文章というものは、本人が書いたものでも、読者によりさまざまな捉え方があるもので、
インタビューとなると、同じ制作発表会での発言を伝える記事でも、各社表現のニュアンスは微妙に違う。
上田久美子さんの物議?をかもしているインタビューを拝読しました。
・・・
最初に記事を読んだ時の印象は、
「ウエクミ、贔屓を見るために舞台に通う人は意識低い系で、スターでなく芝居の中身を見にいく人は意識高い系と言いたいの!」
と思ったのも事実です。
個人的には、記事を3回くらい読んでみて、
「日本の演劇界は、「贔屓を推すために今月は○○回通った!○○さん素敵!」的な、スターへ耽溺するファンたちに支えられている。
私はスター主義に頼らない、中くらいのチケット価格で、幅広いファンに楽しんでもらえて、楽しかった!泣いた!感動した!だけじゃない、考えさせる舞台を作りたい」
みたいなことなのでは?と感じました。
宝塚ファンの皆さま、
「贔屓を見たいから観劇に行く」
と
「贔屓が出ていれば、脚本や演出の出来なんてどうでもいい」
ってイコールですか?
芝居の内容もちゃんと見て、今回の○○先生の作品は面白い、つまらない、と言っている人がほとんどだと思うのです。

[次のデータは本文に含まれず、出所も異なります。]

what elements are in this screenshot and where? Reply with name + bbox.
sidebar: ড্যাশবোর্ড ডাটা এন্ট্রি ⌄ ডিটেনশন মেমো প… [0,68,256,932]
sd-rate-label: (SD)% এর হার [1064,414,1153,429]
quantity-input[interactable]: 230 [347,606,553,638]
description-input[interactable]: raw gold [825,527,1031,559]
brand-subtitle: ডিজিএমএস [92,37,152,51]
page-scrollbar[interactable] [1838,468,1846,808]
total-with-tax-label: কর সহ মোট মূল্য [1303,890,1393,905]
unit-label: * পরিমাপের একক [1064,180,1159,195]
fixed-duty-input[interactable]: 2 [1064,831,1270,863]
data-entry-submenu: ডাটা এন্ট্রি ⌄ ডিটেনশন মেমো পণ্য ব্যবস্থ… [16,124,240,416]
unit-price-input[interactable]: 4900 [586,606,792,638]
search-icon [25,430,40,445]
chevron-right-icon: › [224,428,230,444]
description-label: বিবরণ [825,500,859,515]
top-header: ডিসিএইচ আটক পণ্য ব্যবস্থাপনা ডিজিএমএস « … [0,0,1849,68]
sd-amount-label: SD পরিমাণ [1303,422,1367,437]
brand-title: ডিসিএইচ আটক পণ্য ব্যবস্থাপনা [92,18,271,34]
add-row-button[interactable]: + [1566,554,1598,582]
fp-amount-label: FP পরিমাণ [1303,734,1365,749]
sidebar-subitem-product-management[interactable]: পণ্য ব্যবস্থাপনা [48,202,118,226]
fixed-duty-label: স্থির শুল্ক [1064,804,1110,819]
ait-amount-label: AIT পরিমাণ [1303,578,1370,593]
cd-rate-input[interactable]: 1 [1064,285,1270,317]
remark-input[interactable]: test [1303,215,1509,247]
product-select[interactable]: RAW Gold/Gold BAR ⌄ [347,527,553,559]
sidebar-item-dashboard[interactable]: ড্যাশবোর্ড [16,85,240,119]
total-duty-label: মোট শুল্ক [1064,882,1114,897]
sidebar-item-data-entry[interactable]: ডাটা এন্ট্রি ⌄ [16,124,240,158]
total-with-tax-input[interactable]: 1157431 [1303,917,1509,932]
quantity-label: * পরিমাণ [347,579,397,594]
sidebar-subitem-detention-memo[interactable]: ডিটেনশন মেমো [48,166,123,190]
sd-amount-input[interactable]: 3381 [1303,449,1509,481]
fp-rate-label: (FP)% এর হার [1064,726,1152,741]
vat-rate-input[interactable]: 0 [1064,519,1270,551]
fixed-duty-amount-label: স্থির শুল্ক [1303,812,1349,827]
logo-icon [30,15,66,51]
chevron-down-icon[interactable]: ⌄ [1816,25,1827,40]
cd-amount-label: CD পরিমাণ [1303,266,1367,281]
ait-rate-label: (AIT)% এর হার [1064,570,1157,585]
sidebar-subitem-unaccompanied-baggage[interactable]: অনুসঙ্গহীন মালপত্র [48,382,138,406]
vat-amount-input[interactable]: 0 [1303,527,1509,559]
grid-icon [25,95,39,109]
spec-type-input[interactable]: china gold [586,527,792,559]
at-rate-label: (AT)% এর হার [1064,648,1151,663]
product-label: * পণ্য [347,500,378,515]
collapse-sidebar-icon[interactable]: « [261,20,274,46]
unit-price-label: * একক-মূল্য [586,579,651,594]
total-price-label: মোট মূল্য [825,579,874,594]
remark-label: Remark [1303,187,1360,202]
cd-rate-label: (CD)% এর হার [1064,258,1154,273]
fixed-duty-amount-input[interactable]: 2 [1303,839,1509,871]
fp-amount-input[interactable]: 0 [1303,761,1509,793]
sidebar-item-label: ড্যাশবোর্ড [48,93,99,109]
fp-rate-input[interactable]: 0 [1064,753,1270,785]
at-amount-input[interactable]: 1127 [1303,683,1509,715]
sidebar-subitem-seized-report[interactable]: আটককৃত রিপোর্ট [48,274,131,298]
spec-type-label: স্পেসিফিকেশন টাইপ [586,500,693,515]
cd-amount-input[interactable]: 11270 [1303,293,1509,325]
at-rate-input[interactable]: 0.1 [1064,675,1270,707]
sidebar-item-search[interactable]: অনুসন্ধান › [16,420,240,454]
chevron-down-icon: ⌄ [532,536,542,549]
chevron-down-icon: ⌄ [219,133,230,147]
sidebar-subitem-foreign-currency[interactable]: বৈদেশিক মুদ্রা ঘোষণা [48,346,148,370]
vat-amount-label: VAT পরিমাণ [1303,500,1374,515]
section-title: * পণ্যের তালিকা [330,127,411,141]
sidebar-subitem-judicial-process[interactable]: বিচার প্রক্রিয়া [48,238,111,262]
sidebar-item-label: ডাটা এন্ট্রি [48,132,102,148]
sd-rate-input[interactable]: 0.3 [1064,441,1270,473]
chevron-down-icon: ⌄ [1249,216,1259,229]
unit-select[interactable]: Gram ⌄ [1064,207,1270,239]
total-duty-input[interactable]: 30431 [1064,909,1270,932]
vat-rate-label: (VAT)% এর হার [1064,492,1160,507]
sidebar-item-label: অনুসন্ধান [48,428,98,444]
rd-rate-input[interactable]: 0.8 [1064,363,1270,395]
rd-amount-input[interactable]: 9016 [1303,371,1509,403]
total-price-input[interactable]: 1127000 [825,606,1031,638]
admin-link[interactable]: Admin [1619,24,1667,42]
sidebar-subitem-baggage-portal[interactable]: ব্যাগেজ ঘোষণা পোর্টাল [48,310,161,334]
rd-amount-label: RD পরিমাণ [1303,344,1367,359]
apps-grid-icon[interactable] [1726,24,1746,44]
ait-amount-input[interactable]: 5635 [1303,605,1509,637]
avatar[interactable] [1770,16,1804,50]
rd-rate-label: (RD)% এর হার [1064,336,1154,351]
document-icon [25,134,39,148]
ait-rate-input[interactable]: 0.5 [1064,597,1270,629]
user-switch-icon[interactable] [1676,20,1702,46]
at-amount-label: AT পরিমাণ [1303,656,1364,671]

取材を受けていらっしゃる時の上田久美子さんの頭の中には、宝塚ファンの中でも相当にヘヴィーな方たちのことが浮かんでいて、
宝塚に淫して、耽溺しているような層へ苦言を呈したのが、インタビューでは広く宝塚ファンへの苦言のようにも読める表現になったのかなあ、と思いました。
あと、ちょっと思ったのは、
上田久美子さんは、
「さすがウエクミ、泣ける!」「いいね!」
と
「なにこれ意味不明。わかんない。以上。」
の中間くらいにある、「批評」をしてほしい方なのではないかなあ、と思いました。
『FLYING SAPA -フライング サパ-』とか『f f f -フォルティッシッシモ-』を宝塚ファンに問うた時、
もっと遠慮せず、
「なんじゃあ、こりゃあ?」
と、作品を分析し、解釈したり、意味づけしたりして、
「いいね!」はいいから、自身が観客に提示した挑戦状を、ホームズのように読み解いてほしい、という欲求が強い方なのでは?
SNSが普及し、Twitterのフォロアー数が可視化される時代になりました。
みんなの「いいね!」が欲しい、と思うと、
とにかく批判せず、「うんうん、いいよねー」か、
さもなくば「コテンパン」に叩きのめす意見に溜飲を下げるか、
百家争鳴というよりは、とかく二極化しがちな傾向を感じるのです。
上田久美子さんは、プロレスで言うとヒール役をあえて買って出て、
「いいね!」に満ちた穏やかな海に波紋を立てたい!と思ってらっしゃるのかもしれません。